The mood was tempered by the recent deaths of Rich Saul and Junior Seau.
Saul, who played for the Los Angeles Rams from 1970 to 1981 and was a six-time Pro Bowler, died from leukemia on April 15 at the age of 64 after an almost ten-year battle with the disease. His Rams jersey was enclosed in glass and hung at the front of the room while his wife, Nancy, listened to retired Rams players Doug Smith and Jackie Slater pay tribute to Saul.
"Jesus just took him over the goal line," Smith said.
Ronnie Lott talked about Junior Seau, still emotional over his death. Seau played for most of his career with the San Diego Chargers and was named an All-Pro linebacker for ten consecutive years (1991-2000). Seau died of a self-inflicted gunshot wound on May 2 at the age of 43.

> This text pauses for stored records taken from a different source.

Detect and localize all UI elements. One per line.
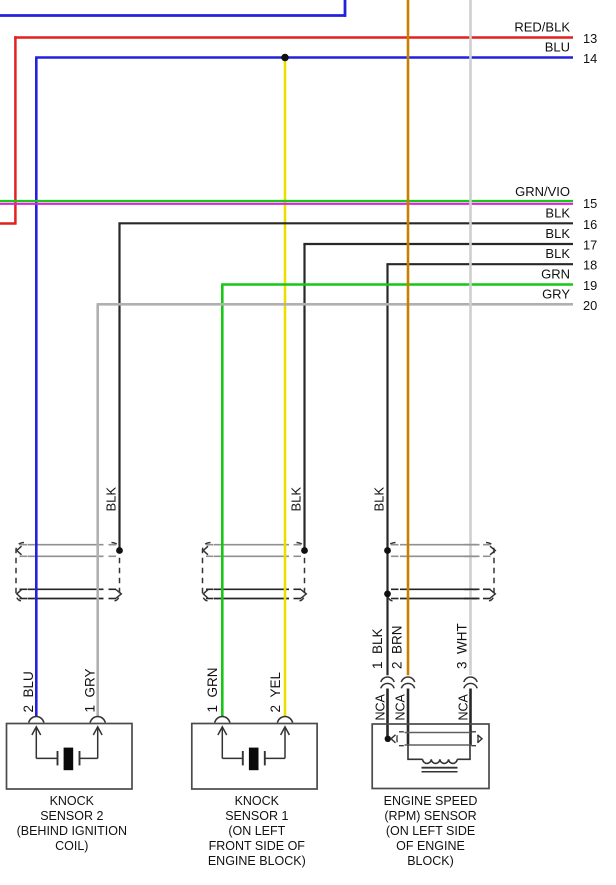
RPM internal right terminal arrow	[478, 735, 483, 743]
inline connector C1 left terminal arrows	[17, 546, 22, 598]
wire BLK net 18 horizontal	[386, 263, 573, 265]
svg-text:OF ENGINE: OF ENGINE	[396, 839, 465, 853]
svg-text:(RPM) SENSOR: (RPM) SENSOR	[384, 809, 476, 823]
caption knock sensor 2	[17, 794, 127, 853]
svg-text:ENGINE BLOCK): ENGINE BLOCK)	[208, 854, 306, 868]
caption engine speed sensor	[384, 794, 478, 868]
svg-text:BLK: BLK	[372, 487, 387, 512]
svg-text:GRY: GRY	[542, 286, 570, 301]
svg-text:SENSOR 1: SENSOR 1	[225, 809, 288, 823]
engine speed sensor box	[372, 724, 489, 789]
wire NCA stub to RPM sensor pin 2	[407, 689, 410, 746]
wire YEL vertical drop to knock sensor 1	[284, 58, 287, 717]
svg-text:1 GRY: 1 GRY	[83, 668, 98, 712]
svg-text:(ON LEFT SIDE: (ON LEFT SIDE	[386, 824, 475, 838]
svg-text:NCA: NCA	[374, 693, 388, 720]
svg-text:FRONT SIDE OF: FRONT SIDE OF	[209, 839, 306, 853]
wire GRN/VIO net 15 (green strand)	[0, 200, 573, 202]
svg-text:13: 13	[583, 31, 597, 46]
svg-text:2 YEL: 2 YEL	[268, 671, 283, 712]
svg-text:14: 14	[583, 51, 597, 66]
svg-text:19: 19	[583, 278, 597, 293]
knock sensor 1 piezo element (capacitor symbol) with terminal arrows	[218, 727, 290, 770]
node BLK-17 at connector C2	[301, 547, 308, 554]
svg-text:RED/BLK: RED/BLK	[514, 20, 570, 35]
wire BLU bus (top, off-page)	[0, 0, 345, 17]
wire RED/BLK net 13 left drop	[0, 36, 17, 223]
RPM sensor internal shield wires	[405, 732, 471, 734]
knock sensor 1 box	[192, 724, 317, 790]
svg-text:BLU: BLU	[545, 39, 570, 54]
svg-text:NCA: NCA	[457, 693, 471, 720]
RPM internal connector right shell (dashed)	[471, 732, 478, 746]
svg-text:COIL): COIL)	[55, 839, 88, 853]
inline connector C1 right terminal arrow	[116, 590, 121, 599]
svg-text:BLK: BLK	[289, 487, 304, 512]
node BLK-16 at connector C1	[116, 547, 123, 554]
wire GRY net 20 vertical drop to knock sensor 2	[96, 304, 99, 716]
inline connector C3 right terminal arrows	[490, 546, 495, 598]
svg-text:3 WHT: 3 WHT	[455, 623, 470, 669]
svg-text:(BEHIND IGNITION: (BEHIND IGNITION	[17, 824, 127, 838]
svg-text:SENSOR 2: SENSOR 2	[40, 809, 103, 823]
svg-text:17: 17	[583, 238, 597, 253]
inductor L1 (RPM pickup coil)	[408, 745, 470, 763]
wire BLK net 17 horizontal	[303, 243, 573, 245]
inline connector C2 left terminal arrows	[203, 546, 208, 598]
inline connector C2 left shell (dashed)	[203, 543, 214, 602]
svg-text:18: 18	[583, 258, 597, 273]
inductor core lines	[422, 767, 458, 769]
svg-text:KNOCK: KNOCK	[50, 794, 95, 808]
connector break at RPM sensor pin 1	[381, 677, 394, 688]
svg-text:2 BLU: 2 BLU	[21, 671, 36, 712]
knock sensor 2 box	[7, 724, 133, 790]
svg-text:GRN/VIO: GRN/VIO	[515, 184, 570, 199]
svg-text:BLK: BLK	[545, 205, 570, 220]
connector break at RPM sensor pin 2	[401, 677, 414, 688]
svg-text:15: 15	[583, 196, 597, 211]
svg-text:BLOCK): BLOCK)	[407, 854, 454, 868]
wire GRN/VIO net 15 (violet strand)	[0, 203, 573, 205]
svg-text:16: 16	[583, 217, 597, 232]
inline connector C3 pass-through wires	[400, 544, 480, 546]
svg-text:GRN: GRN	[541, 267, 570, 282]
svg-text:1 GRN: 1 GRN	[205, 667, 220, 712]
svg-text:NCA: NCA	[394, 693, 408, 720]
connector break at knock sensor 1 pin 2 (YEL)	[277, 717, 292, 723]
svg-text:BLK: BLK	[545, 226, 570, 241]
caption knock sensor 1	[208, 794, 306, 868]
inline connector C3 pass-through wires over WHT wire	[464, 545, 477, 599]
wire BLK net 16 vertical drop to connector C1	[118, 223, 120, 550]
wire BLK net 18 vertical drop to connector C3	[386, 264, 388, 675]
node BLK-18 upper at connector C3	[384, 547, 391, 554]
wire BLK net 17 vertical drop to connector C2	[303, 244, 305, 550]
RPM internal left terminal arrow	[391, 735, 396, 743]
wire GRY net 20 horizontal	[97, 303, 573, 306]
connector break at knock sensor 2 pin 1 (GRY)	[90, 717, 105, 723]
wire GRN net 19 vertical drop to knock sensor 1	[221, 285, 224, 717]
svg-text:1 BLK: 1 BLK	[370, 628, 385, 669]
connector break at knock sensor 2 pin 2 (BLU)	[29, 717, 44, 723]
svg-text:20: 20	[583, 298, 597, 313]
inline connector C2 right terminal arrow	[301, 590, 306, 599]
wire BLK net 16 horizontal	[118, 222, 573, 224]
wire NCA stub to RPM sensor pin 1	[386, 689, 389, 740]
inline connector C2 right shell (dashed)	[294, 543, 305, 602]
svg-text:BLK: BLK	[104, 487, 119, 512]
wire NCA stub to RPM sensor pin 3	[469, 689, 472, 746]
connector break at RPM sensor pin 3	[464, 677, 477, 688]
inline connector C3 right shell (dashed)	[483, 543, 494, 602]
svg-text:KNOCK: KNOCK	[235, 794, 280, 808]
wire BLU net 14 vertical drop to knock sensor 2	[35, 58, 38, 717]
inline connector C2 pass-through wires	[214, 544, 289, 546]
knock sensor 2 piezo element (capacitor symbol) with terminal arrows	[32, 727, 102, 770]
svg-text:BLK: BLK	[545, 246, 570, 261]
svg-text:(ON LEFT: (ON LEFT	[228, 824, 285, 838]
wire BRN vertical (from top, to RPM sensor pin 2)	[407, 0, 410, 675]
wire BLU net 14 horizontal	[35, 56, 573, 59]
RPM internal connector left shell (dashed)	[397, 732, 404, 746]
node junction BLU/YEL	[281, 54, 289, 62]
node BLK-18 lower at connector C3	[384, 591, 391, 598]
connector break at knock sensor 1 pin 1 (GRN)	[215, 717, 230, 723]
inline connector C1 right shell (dashed)	[109, 543, 120, 602]
wire GRN net 19 horizontal	[221, 283, 573, 286]
inline connector C1 pass-through wires	[28, 544, 104, 546]
svg-text:ENGINE SPEED: ENGINE SPEED	[384, 794, 478, 808]
wire WHT vertical (from top, to RPM sensor pin 3)	[469, 0, 472, 675]
svg-text:2 BRN: 2 BRN	[390, 625, 405, 669]
inline connector C1 left shell (dashed)	[16, 543, 27, 602]
inline connector C3 left shell (dashed)	[388, 543, 399, 602]
node RPM pin 1 shield	[385, 736, 391, 742]
wire RED/BLK net 13 horizontal	[14, 36, 573, 39]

Notable coaches in attendance at the luncheon included Mike White (Cal, Illinois and Oakland Raiders), Terry Donahue (UCLA) and John Robinson (USC, UNLV and Los Angeles Rams).

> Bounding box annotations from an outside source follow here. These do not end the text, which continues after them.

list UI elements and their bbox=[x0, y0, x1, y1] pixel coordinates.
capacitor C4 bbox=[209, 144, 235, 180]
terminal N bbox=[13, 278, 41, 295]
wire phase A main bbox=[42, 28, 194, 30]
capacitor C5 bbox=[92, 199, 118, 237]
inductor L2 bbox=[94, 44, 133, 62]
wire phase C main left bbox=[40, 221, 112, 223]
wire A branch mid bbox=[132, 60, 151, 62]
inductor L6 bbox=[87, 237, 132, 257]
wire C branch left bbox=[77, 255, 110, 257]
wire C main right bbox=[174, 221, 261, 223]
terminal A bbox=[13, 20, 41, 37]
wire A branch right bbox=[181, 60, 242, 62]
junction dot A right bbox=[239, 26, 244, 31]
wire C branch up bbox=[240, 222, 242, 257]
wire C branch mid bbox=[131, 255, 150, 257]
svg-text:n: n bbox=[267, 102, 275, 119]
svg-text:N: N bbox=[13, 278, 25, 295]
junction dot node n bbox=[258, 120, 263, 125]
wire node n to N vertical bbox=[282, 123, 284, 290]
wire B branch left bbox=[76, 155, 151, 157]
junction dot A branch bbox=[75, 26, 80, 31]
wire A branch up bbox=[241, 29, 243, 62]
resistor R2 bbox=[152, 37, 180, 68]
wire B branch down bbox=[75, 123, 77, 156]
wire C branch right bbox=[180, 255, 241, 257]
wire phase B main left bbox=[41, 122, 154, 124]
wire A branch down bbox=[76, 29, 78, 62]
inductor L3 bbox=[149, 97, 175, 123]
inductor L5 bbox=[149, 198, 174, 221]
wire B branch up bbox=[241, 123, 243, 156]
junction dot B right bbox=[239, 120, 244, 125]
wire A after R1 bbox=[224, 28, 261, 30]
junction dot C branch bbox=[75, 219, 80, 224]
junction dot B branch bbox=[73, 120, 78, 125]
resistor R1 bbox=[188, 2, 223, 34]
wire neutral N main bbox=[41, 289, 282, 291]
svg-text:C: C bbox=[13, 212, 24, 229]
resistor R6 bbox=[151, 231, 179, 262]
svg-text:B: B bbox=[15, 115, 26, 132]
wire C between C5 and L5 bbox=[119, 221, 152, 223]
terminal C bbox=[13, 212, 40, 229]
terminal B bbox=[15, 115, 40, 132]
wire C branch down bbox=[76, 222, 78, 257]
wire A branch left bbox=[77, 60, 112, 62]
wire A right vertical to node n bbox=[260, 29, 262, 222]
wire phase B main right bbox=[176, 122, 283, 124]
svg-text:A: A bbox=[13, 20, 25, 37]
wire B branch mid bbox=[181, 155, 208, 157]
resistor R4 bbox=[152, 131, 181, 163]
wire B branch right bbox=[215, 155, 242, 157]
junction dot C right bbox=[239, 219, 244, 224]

One of the lighter moments at the luncheon came when Robinson and Donahue were asked to come up to the podium and talk about rivalry games. Robinson was asked about the first time he coached USC against Terry Donahue’s Bruins.
"I don’t remember a lot, but I remember the good guys won," Robinson quipped.

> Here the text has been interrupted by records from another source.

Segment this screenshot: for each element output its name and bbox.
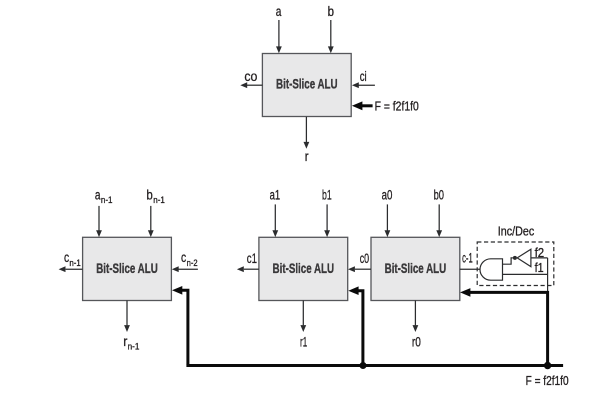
svg-text:F = f2f1f0: F = f2f1f0 <box>375 99 419 113</box>
svg-text:Bit-Slice ALU: Bit-Slice ALU <box>385 260 447 276</box>
svg-text:n-2: n-2 <box>187 258 198 268</box>
svg-text:a0: a0 <box>382 187 393 202</box>
svg-text:r1: r1 <box>300 334 307 349</box>
svg-text:r0: r0 <box>412 334 421 349</box>
svg-text:ci: ci <box>360 69 367 84</box>
svg-text:b: b <box>328 4 334 19</box>
svg-text:co: co <box>244 69 257 84</box>
svg-text:f2: f2 <box>535 246 545 260</box>
svg-text:Bit-Slice ALU: Bit-Slice ALU <box>276 76 338 92</box>
svg-text:F = f2f1f0: F = f2f1f0 <box>526 374 569 388</box>
svg-text:c-1: c-1 <box>462 250 473 265</box>
svg-text:n-1: n-1 <box>101 195 113 205</box>
svg-text:b0: b0 <box>434 187 444 202</box>
svg-text:r: r <box>305 149 309 164</box>
svg-text:b: b <box>146 187 152 202</box>
svg-text:a: a <box>276 4 282 19</box>
svg-text:c: c <box>181 250 186 265</box>
svg-text:a1: a1 <box>270 187 281 202</box>
svg-text:c0: c0 <box>360 251 369 266</box>
svg-text:f1: f1 <box>535 261 544 275</box>
svg-text:Bit-Slice ALU: Bit-Slice ALU <box>273 260 335 276</box>
svg-text:n-1: n-1 <box>153 195 165 205</box>
svg-text:c1: c1 <box>247 251 257 266</box>
svg-text:Bit-Slice ALU: Bit-Slice ALU <box>96 260 158 276</box>
svg-text:n-1: n-1 <box>128 342 140 352</box>
svg-text:n-1: n-1 <box>69 258 80 268</box>
svg-text:b1: b1 <box>322 187 332 202</box>
svg-text:Inc/Dec: Inc/Dec <box>498 224 534 238</box>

Donahue returned the ribbing with a volley of his own by referring to USC as "Southern Cal" — the school strongly encourages the use of that moniker.
Quarterbacks Jim Everett and Steve Beuerlein also addressed the luncheon crowd and Everett started it off by tossing a compliment toward the retired defensive back Lott.
"I had to come here because I know I’ve completed more balls to you than just about anybody," Everett said with a smile.
Retired quarterback Jim Hardy (USC, Los Angeles Rams) was also in attendance. The 89-year-old is best known for becoming the second NFL quarterback to ever throw for over 400 yards in one game (1948) in a loss to the Chicago Cardinals as well as throwing an NFL-record eight interceptions in a 1950 game against the Philadelphia Eagles.
Among the former football players in attendance were Roosevelt "Rosie" Greer, Kermit Washington, Sam "Bam" Cunningham and Mike Salmon.
By conference, the Big Ten had the most names on the watch list with nine. The Pac-12 had eight, the Big 12 and the ACC had seven each and the SEC had five. All four independents (Army, BYU, Navy and Notre Dame) had one each and two Mountain West teams (Boise State and Wyoming) had one each.
Five schools had two watch listers; Florida State, Iowa State, LSU, Texas and Wisconsin. Seven players are Lott IMPACT Trophy returnees from 2011 and three of them were either a quarterfinalist (T.J. McDonald, USC), semifinalist (Broderick Brown, Oklahoma State) or a finalist (Manti Te’o, Notre Dame).
The Ninth Annual Lott IMPACT Trophy Black-tie Dinner will be held on Dec. 9 at the Pacific Club. Former Secretary of State and Stanford Provost Condoleeza Rice is the scheduled keynote speaker while FOXSports will broadcast the event live.
The Lott IMPACT Trophy, named after Lott, is an annual award presented to college football’s Defensive Player of the Year who best exemplifies integrity, maturity, performance, academics, community and tenacity.
Boston College linebacker Luke Kuechly won in 2011.